Le vote homosexuel existe, et il penche fortement à gauche, même si cette catégorie d’électeurs est tentée, dans les mêmes proportions que le reste des Français, par le Front national. L’analyse publiée par le Cevipof (Centre d’étude de la vie politique française), mercredi 18 janvier, ne manquera pas d’être examinée à la loupe dans les états-majors politiques. Car, à moins de cent jours du premier tour de l’élection présidentielle, le vote homosexuel est courtisé par tous les camps.
 
 
François Hollande a rappelé, dimanche 22 janvier au Bourget, son engagement en faveur de l’ouverture du mariage aux homosexuels et à l’homoparentalité.

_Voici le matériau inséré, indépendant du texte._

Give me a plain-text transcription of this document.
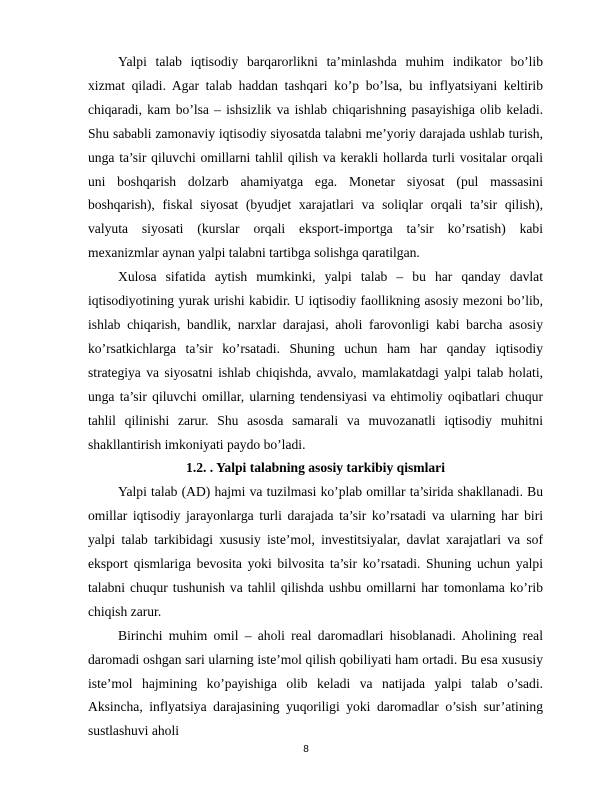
Yalpi talab iqtisodiy barqarorlikni ta’minlashda muhim indikator bo’lib xizmat qiladi. Agar talab haddan tashqari ko’p bo’lsa, bu inflyatsiyani keltirib chiqaradi, kam bo’lsa – ishsizlik va ishlab chiqarishning pasayishiga olib keladi. Shu sababli zamonaviy iqtisodiy siyosatda talabni me’yoriy darajada ushlab turish, unga ta’sir qiluvchi omillarni tahlil qilish va kerakli hollarda turli vositalar orqali uni boshqarish dolzarb ahamiyatga ega. Monetar siyosat (pul massasini boshqarish), fiskal siyosat (byudjet xarajatlari va soliqlar orqali ta’sir qilish), valyuta siyosati (kurslar orqali eksport-importga ta’sir ko’rsatish) kabi mexanizmlar aynan yalpi talabni tartibga solishga qaratilgan.

Xulosa sifatida aytish mumkinki, yalpi talab – bu har qanday davlat iqtisodiyotining yurak urishi kabidir. U iqtisodiy faollikning asosiy mezoni bo’lib, ishlab chiqarish, bandlik, narxlar darajasi, aholi farovonligi kabi barcha asosiy ko’rsatkichlarga ta’sir ko’rsatadi. Shuning uchun ham har qanday iqtisodiy strategiya va siyosatni ishlab chiqishda, avvalo, mamlakatdagi yalpi talab holati, unga ta’sir qiluvchi omillar, ularning tendensiyasi va ehtimoliy oqibatlari chuqur tahlil qilinishi zarur. Shu asosda samarali va muvozanatli iqtisodiy muhitni shakllantirish imkoniyati paydo bo’ladi.

1.2. . Yalpi talabning asosiy tarkibiy qismlari

Yalpi talab (AD) hajmi va tuzilmasi ko’plab omillar ta’sirida shakllanadi. Bu omillar iqtisodiy jarayonlarga turli darajada ta’sir ko’rsatadi va ularning har biri yalpi talab tarkibidagi xususiy iste’mol, investitsiyalar, davlat xarajatlari va sof eksport qismlariga bevosita yoki bilvosita ta’sir ko’rsatadi. Shuning uchun yalpi talabni chuqur tushunish va tahlil qilishda ushbu omillarni har tomonlama ko’rib chiqish zarur.

Birinchi muhim omil – aholi real daromadlari hisoblanadi. Aholining real daromadi oshgan sari ularning iste’mol qilish qobiliyati ham ortadi. Bu esa xususiy iste’mol hajmining ko’payishiga olib keladi va natijada yalpi talab o’sadi. Aksincha, inflyatsiya darajasining yuqoriligi yoki daromadlar o’sish sur’atining sustlashuvi aholi

8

Quant à Nicolas Sarkozy, il semble entretenir à dessein le flou sur ses intentions. François Bayrou est favorable à une union civile comportant les mêmes droits et les mêmes devoirs que le mariage, ainsi qu’à l’adoption par des couples homosexuels.
 
 
Il faut dire que cette catégorie de la population est loin d’être négligeable numériquement. Selon l’Institut de sondage Ifop, qui a réalisé l’enquête pour le compte du Cevipof, les homosexuels et bisexuels représenteraient environ 6,5% de la population âgée de 18 ans et plus. "Leur poids électoral est supérieur à celui de la population catholique pratiquante", relève François Kraus, de l’IFOP.
 
Premier enseignement de l’étude, la gauche part avec beaucoup d’avance dans cet électorat. La moitié des personnes se définissant comme homo- ou bisexuelles affirment leur proximité avec un parti de gauche, contre 37 % de l’ensemble des Français. Seuls 15 % se disent proches de la droite parlementaire. Au premier tour de l’élection présidentielle, 49,5 % des sondés affirment qu’ils voteront pour un candidat de gauche, 9 % pour le candidat du Modem, 22,5 % pour un candidat de droite et 19,5 % pour Marine Le Pen. En outre, ces électeurs sont plus sûrs de leur choix, et plus constants que les autres.
 
 
Cette préférence pour la gauche ne surprend pas : les droits des homosexuels ont surtout progressé sous des gouvernements dirigés par des socialistes (dépénalisation définitive de l’homosexualité en 1982, retrait de la liste des maladies mentales en 1983, création du pacs en 1999). Plus surprenant est l’attrait pour le Front National, peu enclin au progressisme en matière de mœurs.
 
"Les homosexuels ne forment pas un électorat monolithique dont les choix électoraux seraient exclusivement déterminés par leur orientation sexuelle", relève le Cevipof. "C’est la preuve flagrante que l’intégration complète des homosexuels dans la société française touche à son but, renchérit Hussein Bourgi, président du collectif contre l’homophobie et militant socialiste. Ce sont des Français moyens comme les autres, avec les mêmes préoccupations." Autre explication: un sentiment d’insécurité vivement ressenti. "Certains se laissent séduire par Marine Le Pen, car ils subissent l’homophobie au quotidien et sont davantage victimes d’agressions que la moyenne", analyse Stéphane Corbin, porte-parole de la fédération LGBT (Lesbiennes gays bi et trans).
 
La présidente du FN s’efforce d’ailleurs de capitaliser sur ce sentiment. Marine Le Pen s’était émue, en décembre2010 à Lyon, du sort des homosexuels vivant dans les quartiers, victimes des "lois religieuses qui se substituent aux lois de la République". Autre signe de relative ouverture, l’abrogation du pacs ne figure pas dans le programme de la candidate. Mais le Front national reste très défavorable au mariage entre personnes de même sexe. "Et pourquoi pas autoriser la polygamie!", avait ainsi lancé MmeLe Pen en juin2011. Pour M.Bourgi, les associations de défense des droits des homosexuels "font sans doute trop peu de pédagogie". "Le rejet de l’homosexualité a toujours fait partie du discours FN, à nous de le rappeler", estime ce militant.
 
Selon le Cevipof, la théorie de la "droitisation" du milieu gay, défendue notamment par Didier Lestrade, fondateur d’Act Up, dans un essai à paraître début février (Pourquoi les gays sont passés à droite, Seuil), est en partie infirmée par ces résultats. La faible adhésion à la droite parlementaire reste stable depuis 2007. L’extrême droite progresse, mais, alors que le vote frontiste était supérieur à celui des hétérosexuels en 2007, il est aujourd’hui comparable à celui du reste de la population.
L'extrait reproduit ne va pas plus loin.